E l'accordo era stato siglato.

Il tempo è quasi scaduto, sono da poco passate le cinque di mattina, e di lì a pochi minuti i giorni, le ore di tempo che John ha concesso a Mycroft per ritrovare il fratello sarebbero volate via.

Mycroft ha fallito. Sherlock non è stato trovato.

E John pensa che scriverlo sul blog, far sapere che l'unico consulting detective al mondo non si è preso una pausa dalla scena pubblica, no, è proprio scomparso, sarebbe utile.

Sparito, irraggiungibile, introvabile. Nessuno dei suoi conoscenti ha sue notizie da quasi quindici giorni, malgrado lo stiano tutti cercando. E nonostante le indubbie potenzialità che hanno insieme gli uomini di Mycroft, tutta Scotland Yard, e un migliore amico piuttosto agguerrito, il niente assoluto. John non dubita che Sherlock sia in grado di rendersi invisibile, ogni volta vuole, ma perché in quel momento e in quel modo? Non c'è ragione. Perciò si è convinto che la sua sparizione non sia voluta, fin dal primo istante.

Così ha proposto il blog, perché… be', è piuttosto seguito, e chissà, magari qualcuno potrebbe avere delle informazioni, se solo rendessero pubblica la scomparsa. O forse, se è davvero Sherlock a essersene andato, avrebbe compreso la loro preoccupazione e capito che tutto quello era un po' esagerato per essere uno scherzo. O forse, se invece è stato rapito - opzione che, per quanto terribile, è l'unica probabile agli occhi del medico - qualcuno si sarebbe messo in contatto con loro.

In ogni caso non vuole mica stampare dei maledetti annunci del tipo "still missing" e tappezzare Londra, vuole solo scriverlo sul suo blog, dannazione!

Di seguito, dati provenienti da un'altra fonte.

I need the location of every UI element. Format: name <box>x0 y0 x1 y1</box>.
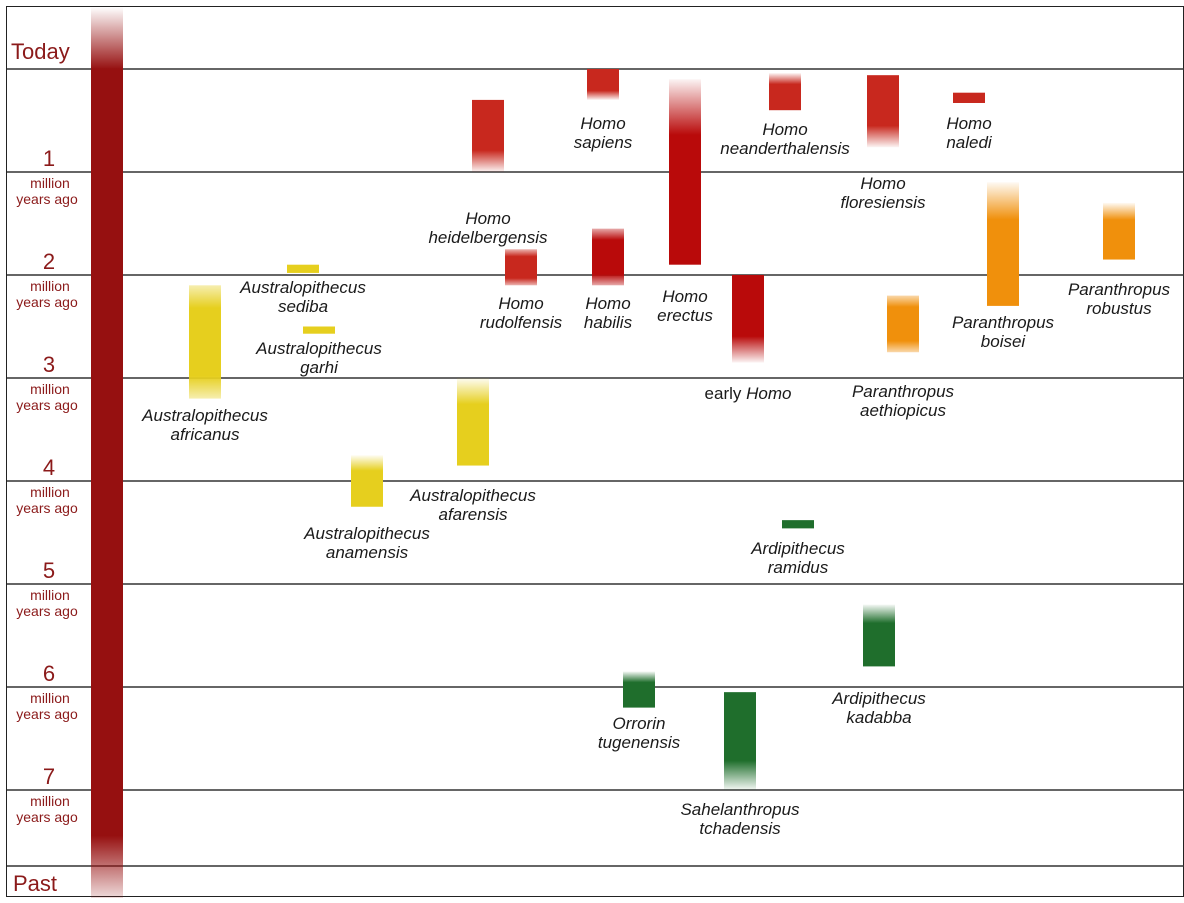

Ma Mycroft era stato irremovibile.

« No. » aveva sentenziato « Questa cosa deve rimanere segreta. »

Poi aveva lanciato uno sguardo calcolatore a John: « Mio fratello non ti aveva forse chiesto di non scrivere più sul tuo blog? »

John aveva ignorato la sorpresa per il fatto che ne fosse a conoscenza, ma le sue parole l'avevano punto sul vivo.

« Confido. » aveva continuato l'altro, con studiata seraficità « Che tu possa continuare a rispettare la sua decisione. »

E così l'uomo-governo britannico era riuscito a manipolarlo, usando la promessa stessa che il medico ha fatto al detective. Magnifico.

Questo e un sospetto apparso all'improvviso nella mente di John, l'avevano fatto andare fuori di sé. Aveva spostato il peso da un piede all'altro, cercando di decidere come affrontarlo, per poi avvicinarsi all'uomo con l'ombrello fin quasi a sfiorarlo, l'indice puntato verso il viso dell'altro e un'espressione minacciosa sul volto.

« Se è come l'altra volta » aveva sussurrato secco, cercando di trattenere la rabbia « Se tu e quel pazzo state facendo come quella volta, e tu sai benissimo dove sia e cosa stia facendo, ma non me lo vuoi dire per chissà quale ragione, se è così… giuro che questa volta non risponderò più di me stesso. »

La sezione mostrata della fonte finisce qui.